Saturday, January 11, 2025

Eddie Drake: A Quarter for Your Time

 


 

James “Eddie” Drake knew how it feels to be tired, neglected, and on the road. If that sounds like a song lyric, it probably is one. He worked in music most of his life, supplying licks behind some big-name artists in Nashville and Cincinnati. When he settled down in Hamilton, Ohio, a regional hub of pure country, bluegrass, and gospel, he discovered his niche. At Jewel Recording in Mount Healthy, Eddie played on many sessions with a studio band consisting of Junior Boyer, pedal steel; Bob Sanderson, bass; Jack Sanderson, rhythm guitar; and Denzil “Denny” Rice, piano. Eddie also played in a short-lived studio session band at Shad O’Shea’s Counterpart Recording. 

From the late 1960s to the mid-1990s, the Hamilton guitarist wrote all kinds of songs, toured the country, played on hundreds of recording sessions, and taught aspiring musicians and songwriters.

His musical diversity was encouraged by Chet Atkins, Eddie’s guitar hero. Many years ago, the men met before a concert. “Chet gave me two quarters and told me to get us two Cokes,” Eddie recalled. “I substituted a quarter for the one he gave me and glued his quarter to my guitar. I was such a huge fan.”

Eddie began playing music in Hazard County, Kentucky, when he was fifteen.

“The local radio station broadcast live shows then, and I won the 1959 Pet Milk-Grand Ole Opry music contest,” Eddie said. “On Saturdays I played guitar in a theater that offered live music thirty minutes before the shows.

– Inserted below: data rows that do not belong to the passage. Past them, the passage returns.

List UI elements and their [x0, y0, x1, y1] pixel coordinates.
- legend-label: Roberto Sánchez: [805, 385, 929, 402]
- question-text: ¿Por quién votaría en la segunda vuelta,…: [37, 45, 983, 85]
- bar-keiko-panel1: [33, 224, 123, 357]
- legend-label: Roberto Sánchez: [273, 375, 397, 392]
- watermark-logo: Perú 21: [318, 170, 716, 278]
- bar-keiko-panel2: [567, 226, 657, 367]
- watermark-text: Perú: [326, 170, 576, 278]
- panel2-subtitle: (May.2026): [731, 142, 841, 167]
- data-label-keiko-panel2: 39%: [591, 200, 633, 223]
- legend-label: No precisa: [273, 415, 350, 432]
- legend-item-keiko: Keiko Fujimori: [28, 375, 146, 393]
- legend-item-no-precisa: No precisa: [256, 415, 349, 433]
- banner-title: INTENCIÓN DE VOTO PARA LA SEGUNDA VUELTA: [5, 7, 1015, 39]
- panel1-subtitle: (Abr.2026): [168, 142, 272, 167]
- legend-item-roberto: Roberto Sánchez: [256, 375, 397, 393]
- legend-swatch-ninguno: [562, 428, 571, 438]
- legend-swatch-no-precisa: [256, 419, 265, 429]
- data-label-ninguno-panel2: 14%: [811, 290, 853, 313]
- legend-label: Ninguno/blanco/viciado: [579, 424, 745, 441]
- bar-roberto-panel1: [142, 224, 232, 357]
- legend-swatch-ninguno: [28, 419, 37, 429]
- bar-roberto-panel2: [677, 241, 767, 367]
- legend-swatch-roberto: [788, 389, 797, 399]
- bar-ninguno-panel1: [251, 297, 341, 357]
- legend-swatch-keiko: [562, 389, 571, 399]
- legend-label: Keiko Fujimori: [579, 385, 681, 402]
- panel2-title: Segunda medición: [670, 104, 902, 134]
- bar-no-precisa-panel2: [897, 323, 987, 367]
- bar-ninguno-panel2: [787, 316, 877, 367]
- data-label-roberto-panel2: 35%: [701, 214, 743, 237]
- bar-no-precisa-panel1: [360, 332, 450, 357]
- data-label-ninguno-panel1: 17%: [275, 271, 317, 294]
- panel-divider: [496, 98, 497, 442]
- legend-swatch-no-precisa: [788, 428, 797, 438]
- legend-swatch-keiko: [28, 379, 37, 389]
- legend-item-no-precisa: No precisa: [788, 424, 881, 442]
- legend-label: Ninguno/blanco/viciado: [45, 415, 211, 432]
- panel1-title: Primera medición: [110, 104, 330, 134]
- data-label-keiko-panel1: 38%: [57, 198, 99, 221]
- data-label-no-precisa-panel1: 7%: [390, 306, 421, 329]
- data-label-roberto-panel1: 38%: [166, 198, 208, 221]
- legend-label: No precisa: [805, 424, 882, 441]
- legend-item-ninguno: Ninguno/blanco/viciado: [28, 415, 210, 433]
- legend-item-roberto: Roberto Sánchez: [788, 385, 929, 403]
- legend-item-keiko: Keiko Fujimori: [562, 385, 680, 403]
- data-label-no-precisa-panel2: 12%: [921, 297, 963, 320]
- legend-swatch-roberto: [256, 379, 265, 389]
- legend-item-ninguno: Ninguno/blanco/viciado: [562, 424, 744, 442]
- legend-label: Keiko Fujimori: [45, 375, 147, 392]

It was a great way to learn what an audience likes.”

In the early 1960s, he moved to Cincinnati and started playing music at the Wayside Inn, a honky-tonk near the village of Seven Mile in Butler County.

“It was there that I heard that down the road, at the Golden Key, they had an unbelievable piano player named Dumpy Rice,” Eddie said. “I went over to hear his group, and I wanted to play with them. They each made twenty-five dollars a week. I told the club owner that I’d play for $12.50 a week just for the opportunity to play with that band.”

A decade later, Eddie strummed an identifiable guitar lick on “Harlan,” a record by singer-songwriter Bobby Borchers on the regional Counterpart label of Cincinnati. The session started a short but intense career as a Cincinnati session musician at Counterpart Recording, Jewel Recording, and other studios. He took time to record his own instrumental album, The Sounds of Eddie Drake’s Guitar, and other records for the Cincinnati-based General American label and the Juke Records label based in Hamilton. Juke, owned by the owner of Club Miami, was the outlet owner’s label. He used his own records in many boxes in the Cincinnati and Hamilton area. The owner paired Eddie with Dumpy Rice, performing Eddie’s original instrumental “Duck Soup.”

By 1995, Eddie lived in a working-class neighborhood with his wife, Sharon, and their collie, Leo. Eddie played occasional gigs with friends. He taught guitar at Mehas Music store in Hamilton. He also worked with new songwriters, who came to his basement—also known as Duck Soup Studio—to record demos on a small Teac and Fostex recorders. He claimed he operated Duck Soup as a hobby, but clients lined up to cut their songs there, and Dumpy was a staff musician.

His interest in songwriting began grow over the years. In 1980, he won several Billboard songwriting contests. He began to branch out, writing country, jazz, and pop songs.

Sitting beneath steer horns mounted on a basement wall one afternoon in 1995, Eddie balanced an acoustic guitar while turning knobs on his recorder. Wires stretched around doors; a coal cellar masqueraded as a vocal booth. In this sonic wonderland he and Dumpy recorded a jazz-pop album. Dumpy, a Cincinnati and Hamilton music legend, wrote the hit “There’s a Honky-Tonk Angel (Who’ll Take Me Back In),” a big hit for Elvis Presley and Conway Twitty in the 1970s.

“Dumpy inspired me and showed me the ‘do’s’ and ‘don’ts’ of songwriting,” Eddie said. “Now, I find myself helping other songwriters. I critique their songs.”

His publisher, Wendell Fowler of West Chester, Ohio, said he’d like to have 1,000 of Eddie’s songs.

“He hasn’t written a bad one,” Fowler said. “If I could only get a few record companies to open their doors and listen, they’d feel the same way about him.”



 


                Eddie Drake’s single “Guitar,” early 1970s.